The Sudeten German Homeland Association (Sudetendeutsche Landsmannschaft) is one of the best organized and most aggressive organizations of this sort in the Federal Republic of Germany. Its political foundations are located in Bavaria, where the expellees from the Czech Republic, particularly numerous in this area, form a very dynamic pressure group. It is very well established in the local environment and sometimes functions as the “fourth Bavarian tribe”. Within Bund der Vertriebenen, the Sudeten German Homeland Association has been characterized by radical demands towards Czechoslovakia and then the Czech Republic. They were strongly against the Eastern policy initiated in the 1960s by the governmentalcoalition of social democrats and liberals, then they criticized Helmut Kohl for his allegedly submissive stance towards the Eastern neighbors during the negotiations concerning the reunification of Germany, while at the end of the 1990s they very vigorously demanded that the accession of the Eastern countries to the European Union depended on the fulfillment of the conditions set out by Bund der Vertriebenen.
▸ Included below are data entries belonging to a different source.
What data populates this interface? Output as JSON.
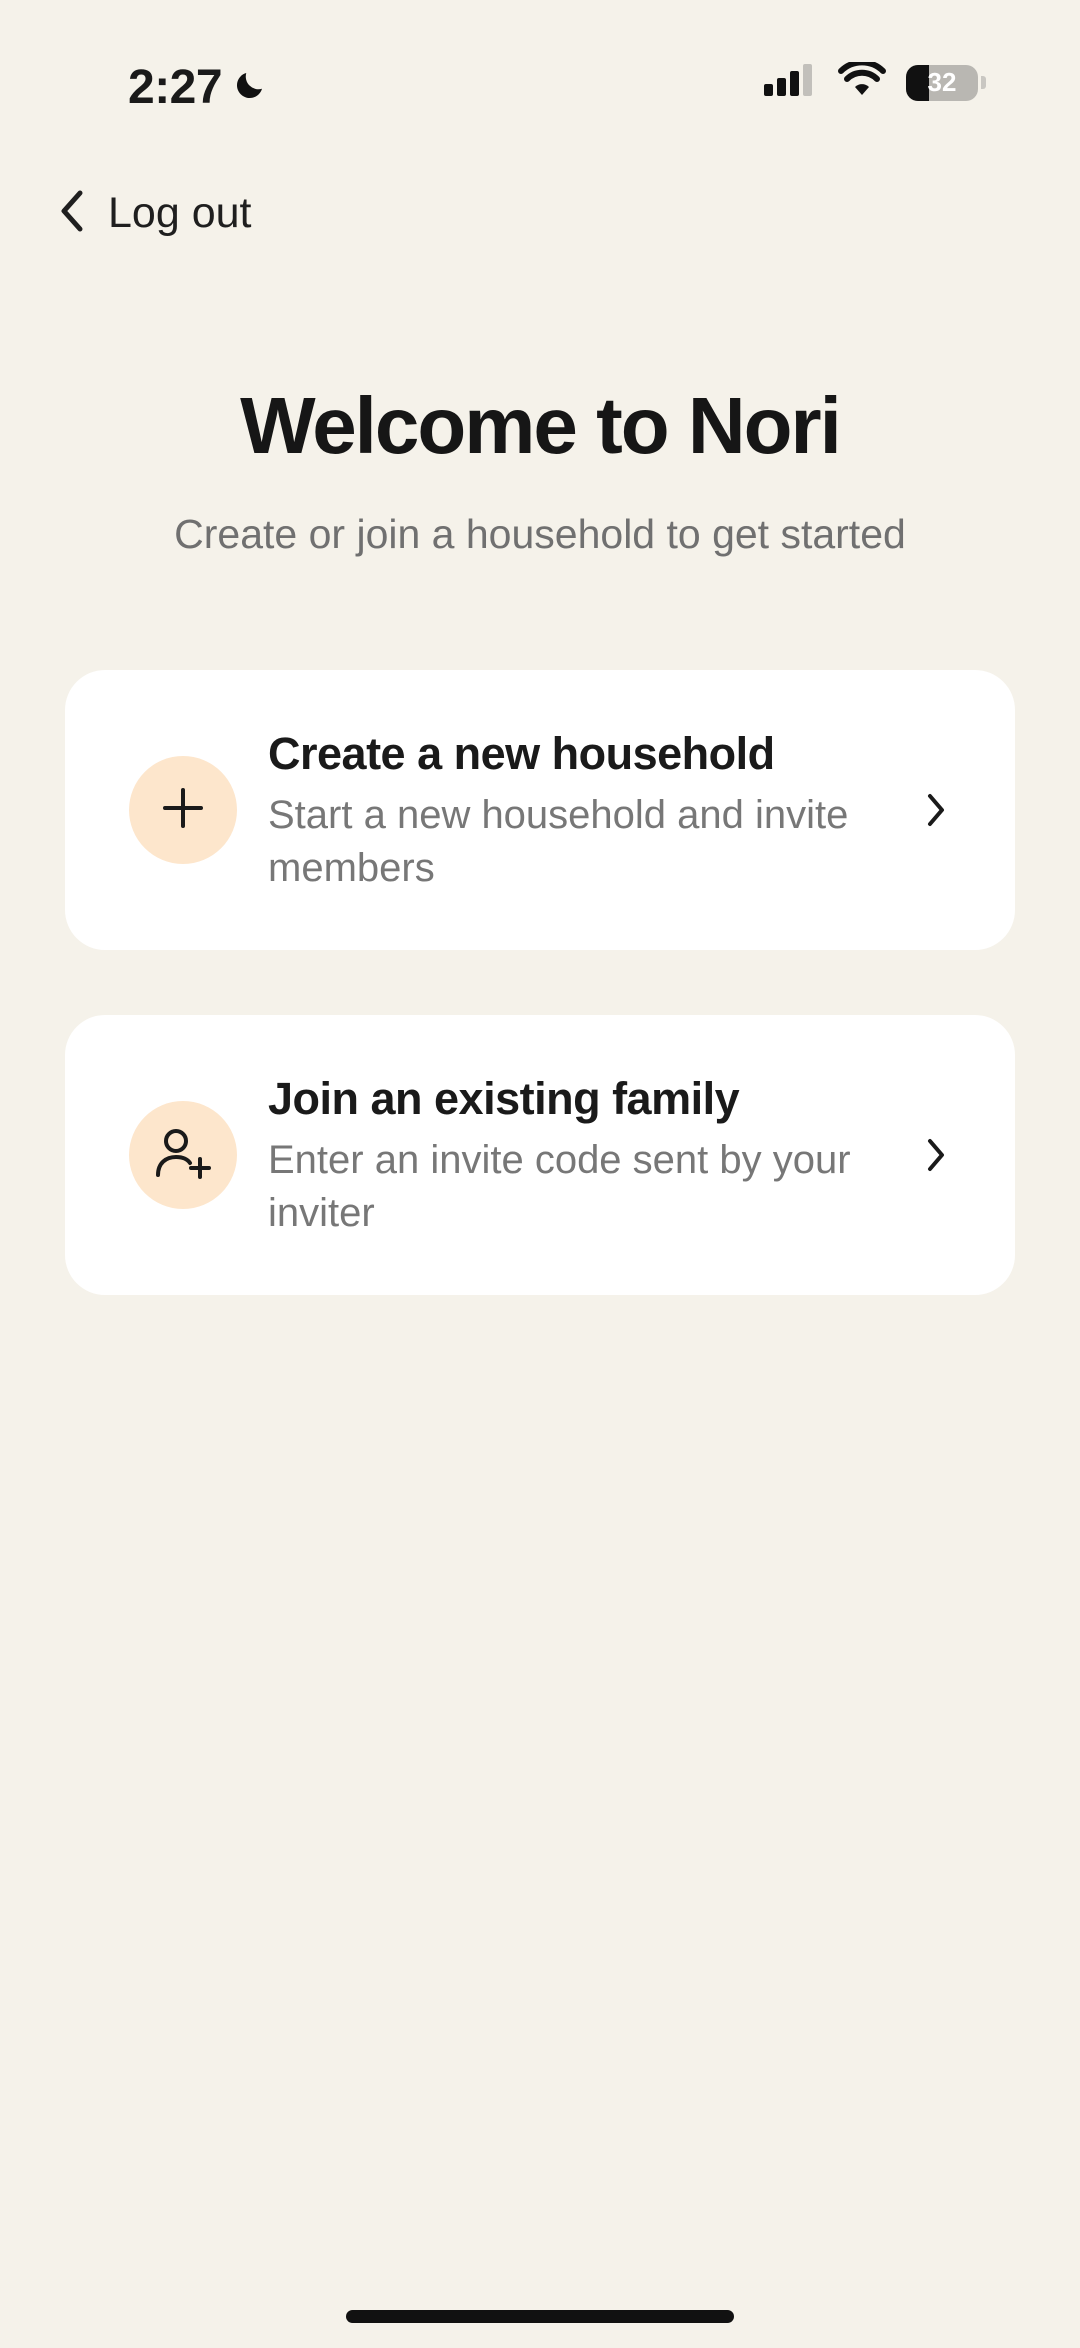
{
  "status_bar": {
    "time": "2:27",
    "battery_level": "32",
    "icons": [
      "moon-icon",
      "signal-icon",
      "wifi-icon",
      "battery-icon"
    ]
  },
  "nav": {
    "back_label": "Log out",
    "back_icon": "chevron-left-icon"
  },
  "header": {
    "title": "Welcome to Nori",
    "subtitle": "Create or join a household to get started"
  },
  "options": [
    {
      "title": "Create a new household",
      "description": "Start a new household and invite members",
      "icon": "plus-icon"
    },
    {
      "title": "Join an existing family",
      "description": "Enter an invite code sent by your inviter",
      "icon": "user-plus-icon"
    }
  ],
  "colors": {
    "background": "#f5f2ea",
    "card_background": "#ffffff",
    "icon_circle": "#fde6cc",
    "title_text": "#161616",
    "secondary_text": "#777777"
  }
}
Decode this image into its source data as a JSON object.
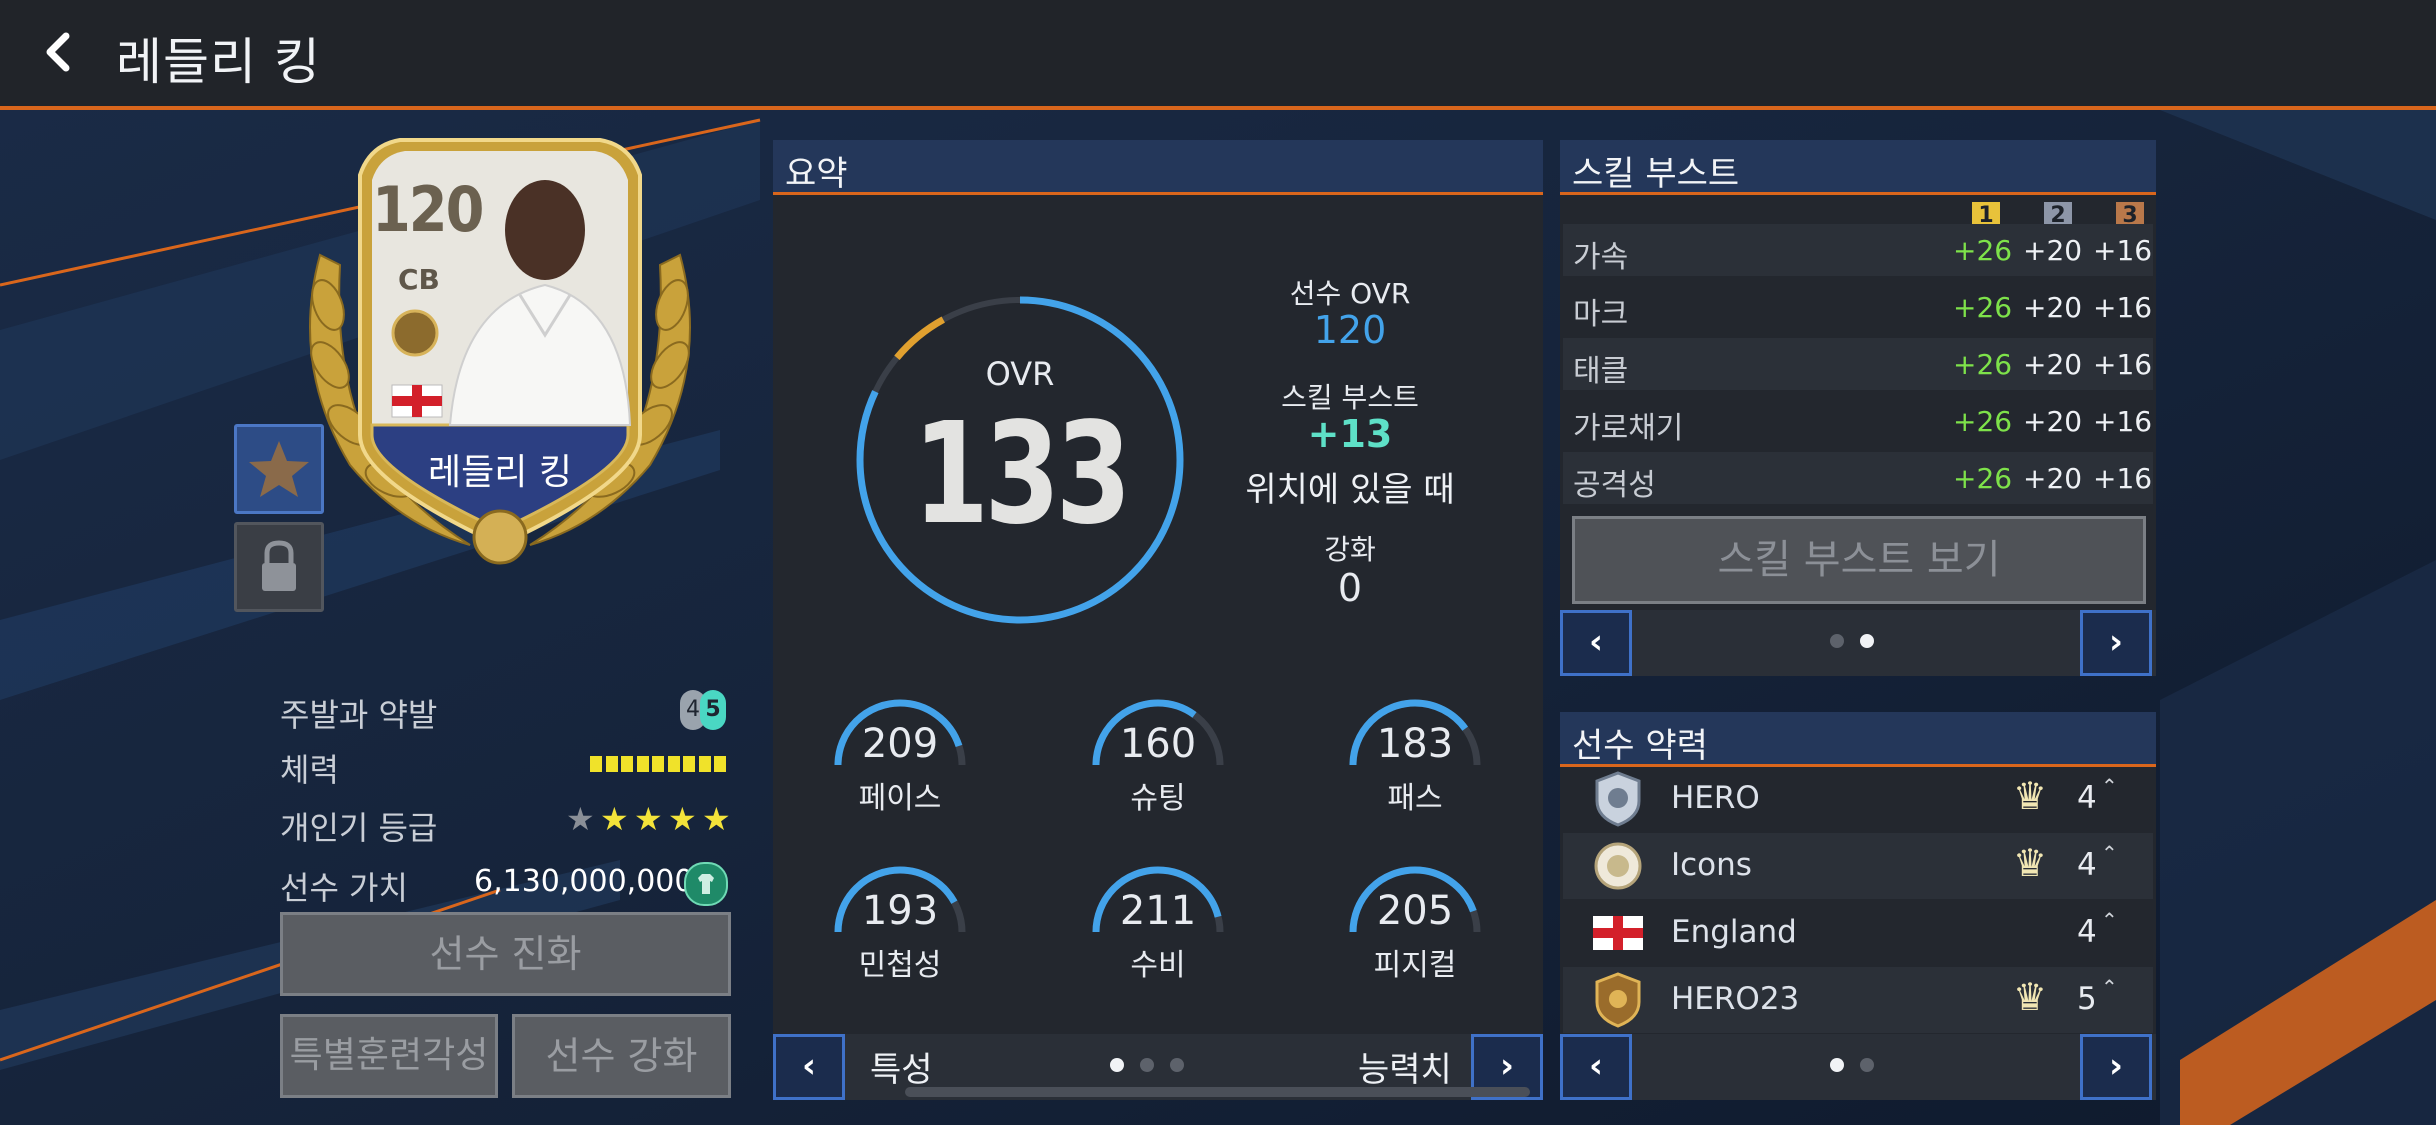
{
  "header": {
    "title": "레들리 킹"
  },
  "card": {
    "rating": "120",
    "position": "CB",
    "name": "레들리 킹"
  },
  "player_info": {
    "foot_label": "주발과 약발",
    "foot_weak": "4",
    "foot_strong": "5",
    "stamina_label": "체력",
    "stamina_blocks": 9,
    "popularity_label": "개인기 등급",
    "popularity_stars": 4,
    "popularity_max": 5,
    "value_label": "선수 가치",
    "value": "6,130,000,000"
  },
  "buttons": {
    "evolve": "선수 진화",
    "special_training": "특별훈련각성",
    "enhance": "선수 강화",
    "skill_boost_view": "스킬 부스트 보기"
  },
  "summary": {
    "title": "요약",
    "ovr_label": "OVR",
    "ovr_value": "133",
    "ovr_fraction": 0.95,
    "player_ovr_label": "선수 OVR",
    "player_ovr_value": "120",
    "skill_boost_label": "스킬 부스트",
    "skill_boost_value": "+13",
    "position_note": "위치에 있을 때",
    "enhance_label": "강화",
    "enhance_value": "0",
    "stats": [
      {
        "value": "209",
        "label": "페이스",
        "fill": 0.9
      },
      {
        "value": "160",
        "label": "슈팅",
        "fill": 0.7
      },
      {
        "value": "183",
        "label": "패스",
        "fill": 0.8
      },
      {
        "value": "193",
        "label": "민첩성",
        "fill": 0.84
      },
      {
        "value": "211",
        "label": "수비",
        "fill": 0.92
      },
      {
        "value": "205",
        "label": "피지컬",
        "fill": 0.89
      }
    ],
    "nav_left_label": "특성",
    "nav_right_label": "능력치",
    "page_dots": 3,
    "page_active": 0
  },
  "skill_boost": {
    "title": "스킬 부스트",
    "levels": [
      "1",
      "2",
      "3"
    ],
    "level_colors": [
      "#e8c23a",
      "#8d96a8",
      "#b9784a"
    ],
    "rows": [
      {
        "label": "가속",
        "v1": "+26",
        "v2": "+20",
        "v3": "+16"
      },
      {
        "label": "마크",
        "v1": "+26",
        "v2": "+20",
        "v3": "+16"
      },
      {
        "label": "태클",
        "v1": "+26",
        "v2": "+20",
        "v3": "+16"
      },
      {
        "label": "가로채기",
        "v1": "+26",
        "v2": "+20",
        "v3": "+16"
      },
      {
        "label": "공격성",
        "v1": "+26",
        "v2": "+20",
        "v3": "+16"
      }
    ],
    "page_dots": 2,
    "page_active": 1
  },
  "chemistry": {
    "title": "선수 약력",
    "rows": [
      {
        "icon": "hero-badge-icon",
        "name": "HERO",
        "count": "4",
        "crown": true
      },
      {
        "icon": "icons-badge-icon",
        "name": "Icons",
        "count": "4",
        "crown": true
      },
      {
        "icon": "england-flag-icon",
        "name": "England",
        "count": "4",
        "crown": false
      },
      {
        "icon": "hero23-badge-icon",
        "name": "HERO23",
        "count": "5",
        "crown": true
      }
    ],
    "page_dots": 2,
    "page_active": 0
  },
  "colors": {
    "accent_orange": "#d9661c",
    "ring_blue": "#43a3ea",
    "ring_gold": "#e0a02f",
    "boost_green": "#7ee24a",
    "boost_teal": "#5ee0c7",
    "nav_blue": "#3f71c8"
  }
}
One of the favorite targets of the Association were, and still are, the so called Benes decrees (1945), which deprived German people of their citizenship and wealth; in the Association’s propaganda, Benes is considered to be one of the greatest criminals of the past century. The Sudeten Germans greatly contributed to the deterioration of the relations between West Germany and Czechoslovakia and, later on, between Germany and the Czech Republic, receiving the constant support of the Christian democratic Bavarian governments.